Revealing the Essential Role of Iron Phosphide and its Surface‐Evolved Species in the Photoelectrochemical Water Oxidation by Gd‐Doped Hematite Photoanode

Abstract Phosphates are easily derived from transition metal phosphides under natural conditions, and the real roles of these two in catalytic reactions are not yet clear. Here, a multiphase FeP/Gd−Fe 2 O 3 shell‐core structure photoanode was constructed and explored regarding the real role of FeP and its surface‐reconstructed iron phosphate (Fe−Pi) in photoelectrochemical water oxidation. The FeP/Gd−Fe 2 O 3 photoanode exhibited an excellent photocurrent density of 2.56 mA cm −2 at 1.23 V versus the reversible hydrogen electrode, up to 4 times greater than those of the pristine α‐Fe 2 O 3 (0.64 mA cm −2 ). Detailed studies showed that FeP could act as a photosensitizer to enhance light absorption and as a conductive layer to accelerate charge transfer. The FeP significantly enhanced the incident photon‐to‐current conversion efficiency of the photoanode and improved the electron transition within the photoanode. Naturally evolved Fe−Pi on the surface provided more active sites for water oxidation.

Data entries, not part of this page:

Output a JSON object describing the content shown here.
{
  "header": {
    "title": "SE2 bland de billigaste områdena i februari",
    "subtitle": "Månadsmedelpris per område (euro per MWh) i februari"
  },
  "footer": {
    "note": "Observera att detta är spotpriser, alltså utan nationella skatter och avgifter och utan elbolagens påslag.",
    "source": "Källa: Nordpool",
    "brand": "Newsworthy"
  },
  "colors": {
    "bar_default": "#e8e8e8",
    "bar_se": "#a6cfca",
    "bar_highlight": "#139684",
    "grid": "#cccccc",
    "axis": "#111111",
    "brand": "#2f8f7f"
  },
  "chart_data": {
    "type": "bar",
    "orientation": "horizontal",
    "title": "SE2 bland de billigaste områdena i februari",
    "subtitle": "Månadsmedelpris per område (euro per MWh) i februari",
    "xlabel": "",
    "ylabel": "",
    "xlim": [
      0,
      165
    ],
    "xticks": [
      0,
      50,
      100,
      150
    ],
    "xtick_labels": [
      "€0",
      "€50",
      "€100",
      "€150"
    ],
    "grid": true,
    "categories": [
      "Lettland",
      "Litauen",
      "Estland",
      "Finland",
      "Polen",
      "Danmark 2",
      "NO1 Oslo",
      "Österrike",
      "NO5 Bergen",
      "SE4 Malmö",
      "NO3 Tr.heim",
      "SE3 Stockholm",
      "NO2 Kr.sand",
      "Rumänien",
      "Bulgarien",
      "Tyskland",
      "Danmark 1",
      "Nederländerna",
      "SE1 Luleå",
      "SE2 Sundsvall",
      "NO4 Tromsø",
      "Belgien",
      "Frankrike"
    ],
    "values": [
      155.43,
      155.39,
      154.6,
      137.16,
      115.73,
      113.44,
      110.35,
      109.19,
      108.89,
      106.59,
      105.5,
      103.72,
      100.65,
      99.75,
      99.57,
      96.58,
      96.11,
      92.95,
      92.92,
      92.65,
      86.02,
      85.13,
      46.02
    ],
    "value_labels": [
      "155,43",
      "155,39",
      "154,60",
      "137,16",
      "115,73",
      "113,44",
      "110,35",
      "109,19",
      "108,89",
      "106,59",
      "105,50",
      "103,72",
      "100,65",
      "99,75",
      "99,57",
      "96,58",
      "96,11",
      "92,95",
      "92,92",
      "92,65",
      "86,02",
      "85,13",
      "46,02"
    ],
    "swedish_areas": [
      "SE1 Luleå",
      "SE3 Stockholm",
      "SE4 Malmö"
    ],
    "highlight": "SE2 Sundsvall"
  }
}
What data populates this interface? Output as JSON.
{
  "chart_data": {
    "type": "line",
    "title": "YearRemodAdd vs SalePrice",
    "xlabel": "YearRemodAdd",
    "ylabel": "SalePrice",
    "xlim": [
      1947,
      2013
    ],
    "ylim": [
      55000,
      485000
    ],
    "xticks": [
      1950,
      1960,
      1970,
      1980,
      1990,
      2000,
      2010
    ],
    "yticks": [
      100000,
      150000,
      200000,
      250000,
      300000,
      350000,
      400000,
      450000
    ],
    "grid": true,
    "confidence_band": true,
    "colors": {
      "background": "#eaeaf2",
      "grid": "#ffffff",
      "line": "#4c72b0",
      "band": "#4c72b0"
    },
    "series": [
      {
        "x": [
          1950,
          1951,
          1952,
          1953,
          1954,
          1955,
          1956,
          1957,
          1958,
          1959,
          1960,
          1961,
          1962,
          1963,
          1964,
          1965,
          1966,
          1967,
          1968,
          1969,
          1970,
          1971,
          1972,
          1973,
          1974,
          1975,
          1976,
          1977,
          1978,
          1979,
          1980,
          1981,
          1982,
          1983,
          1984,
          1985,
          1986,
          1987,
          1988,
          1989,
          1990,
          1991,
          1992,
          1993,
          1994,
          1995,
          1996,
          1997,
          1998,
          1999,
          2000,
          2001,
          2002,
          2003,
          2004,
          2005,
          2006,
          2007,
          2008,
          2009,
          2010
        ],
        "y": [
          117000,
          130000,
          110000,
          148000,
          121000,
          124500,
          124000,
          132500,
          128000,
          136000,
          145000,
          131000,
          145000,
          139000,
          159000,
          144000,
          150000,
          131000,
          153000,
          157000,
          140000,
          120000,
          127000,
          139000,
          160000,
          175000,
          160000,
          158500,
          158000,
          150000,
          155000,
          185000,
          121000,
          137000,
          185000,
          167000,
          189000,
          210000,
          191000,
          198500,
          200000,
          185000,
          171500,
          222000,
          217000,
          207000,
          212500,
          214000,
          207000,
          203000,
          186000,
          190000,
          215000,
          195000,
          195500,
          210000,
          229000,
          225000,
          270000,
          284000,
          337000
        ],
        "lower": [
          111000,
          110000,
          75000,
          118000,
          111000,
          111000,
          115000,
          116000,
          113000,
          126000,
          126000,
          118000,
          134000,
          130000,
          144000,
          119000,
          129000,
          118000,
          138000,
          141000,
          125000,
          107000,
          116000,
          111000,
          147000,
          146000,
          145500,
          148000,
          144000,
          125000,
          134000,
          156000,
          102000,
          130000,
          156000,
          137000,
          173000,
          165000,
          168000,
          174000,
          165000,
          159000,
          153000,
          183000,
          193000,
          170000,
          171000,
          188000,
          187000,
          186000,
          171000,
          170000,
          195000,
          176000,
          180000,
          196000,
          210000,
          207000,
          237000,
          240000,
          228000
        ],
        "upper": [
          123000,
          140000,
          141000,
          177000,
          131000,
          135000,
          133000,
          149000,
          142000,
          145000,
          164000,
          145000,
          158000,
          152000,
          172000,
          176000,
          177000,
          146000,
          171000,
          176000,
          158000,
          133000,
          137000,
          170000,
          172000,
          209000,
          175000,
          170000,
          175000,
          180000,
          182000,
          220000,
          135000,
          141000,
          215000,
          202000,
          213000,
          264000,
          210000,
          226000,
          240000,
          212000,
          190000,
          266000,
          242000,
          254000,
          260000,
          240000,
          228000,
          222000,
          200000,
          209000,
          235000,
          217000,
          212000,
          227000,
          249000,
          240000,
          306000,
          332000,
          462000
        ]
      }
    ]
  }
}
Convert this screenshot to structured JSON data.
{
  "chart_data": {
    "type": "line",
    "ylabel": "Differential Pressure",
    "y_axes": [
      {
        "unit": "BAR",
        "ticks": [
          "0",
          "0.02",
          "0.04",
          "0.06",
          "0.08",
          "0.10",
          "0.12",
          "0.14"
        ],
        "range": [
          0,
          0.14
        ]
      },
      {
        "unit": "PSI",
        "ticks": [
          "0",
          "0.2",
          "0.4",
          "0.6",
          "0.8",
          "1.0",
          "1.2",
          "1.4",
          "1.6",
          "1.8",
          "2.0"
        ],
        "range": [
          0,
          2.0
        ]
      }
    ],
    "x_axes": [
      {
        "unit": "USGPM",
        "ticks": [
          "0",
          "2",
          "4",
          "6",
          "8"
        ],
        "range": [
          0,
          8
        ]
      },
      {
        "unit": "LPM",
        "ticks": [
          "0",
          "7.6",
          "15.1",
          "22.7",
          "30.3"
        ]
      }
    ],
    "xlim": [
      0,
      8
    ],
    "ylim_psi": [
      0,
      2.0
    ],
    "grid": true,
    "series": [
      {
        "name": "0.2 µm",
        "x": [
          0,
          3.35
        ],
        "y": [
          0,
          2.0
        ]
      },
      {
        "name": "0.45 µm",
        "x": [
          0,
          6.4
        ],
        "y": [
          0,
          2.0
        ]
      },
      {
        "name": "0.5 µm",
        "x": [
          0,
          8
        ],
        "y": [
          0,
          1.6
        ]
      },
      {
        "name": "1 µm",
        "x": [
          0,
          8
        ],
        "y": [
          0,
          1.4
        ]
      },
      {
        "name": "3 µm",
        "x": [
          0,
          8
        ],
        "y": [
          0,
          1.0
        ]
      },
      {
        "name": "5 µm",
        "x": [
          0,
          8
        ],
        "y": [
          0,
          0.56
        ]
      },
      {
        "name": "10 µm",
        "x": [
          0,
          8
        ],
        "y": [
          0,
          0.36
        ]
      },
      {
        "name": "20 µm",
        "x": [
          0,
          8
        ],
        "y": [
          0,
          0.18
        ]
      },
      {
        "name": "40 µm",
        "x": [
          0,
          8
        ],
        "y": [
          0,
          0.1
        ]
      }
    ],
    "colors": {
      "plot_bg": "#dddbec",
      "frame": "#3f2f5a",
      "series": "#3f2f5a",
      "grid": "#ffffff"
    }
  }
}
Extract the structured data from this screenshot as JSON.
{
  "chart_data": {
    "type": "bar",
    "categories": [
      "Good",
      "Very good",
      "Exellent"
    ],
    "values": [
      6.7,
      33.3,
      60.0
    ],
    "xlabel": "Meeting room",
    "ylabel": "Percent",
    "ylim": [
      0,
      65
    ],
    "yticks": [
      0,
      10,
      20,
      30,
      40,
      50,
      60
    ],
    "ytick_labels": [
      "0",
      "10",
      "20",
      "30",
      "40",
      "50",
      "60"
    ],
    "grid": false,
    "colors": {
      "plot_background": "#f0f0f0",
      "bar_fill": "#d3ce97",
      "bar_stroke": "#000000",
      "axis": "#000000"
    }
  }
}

They effectively passivated the surface capture state and synergistically inhibited the electron–hole recombination. Moreover, the in‐situ constructed multiphase catalyst had a smaller interfacial contact resistance than the intentionally decorative cocatalyst. This work provides new insight into the understanding of the essential role of transition metal phosphides and their surface‐reconstructed species in catalytic reactions.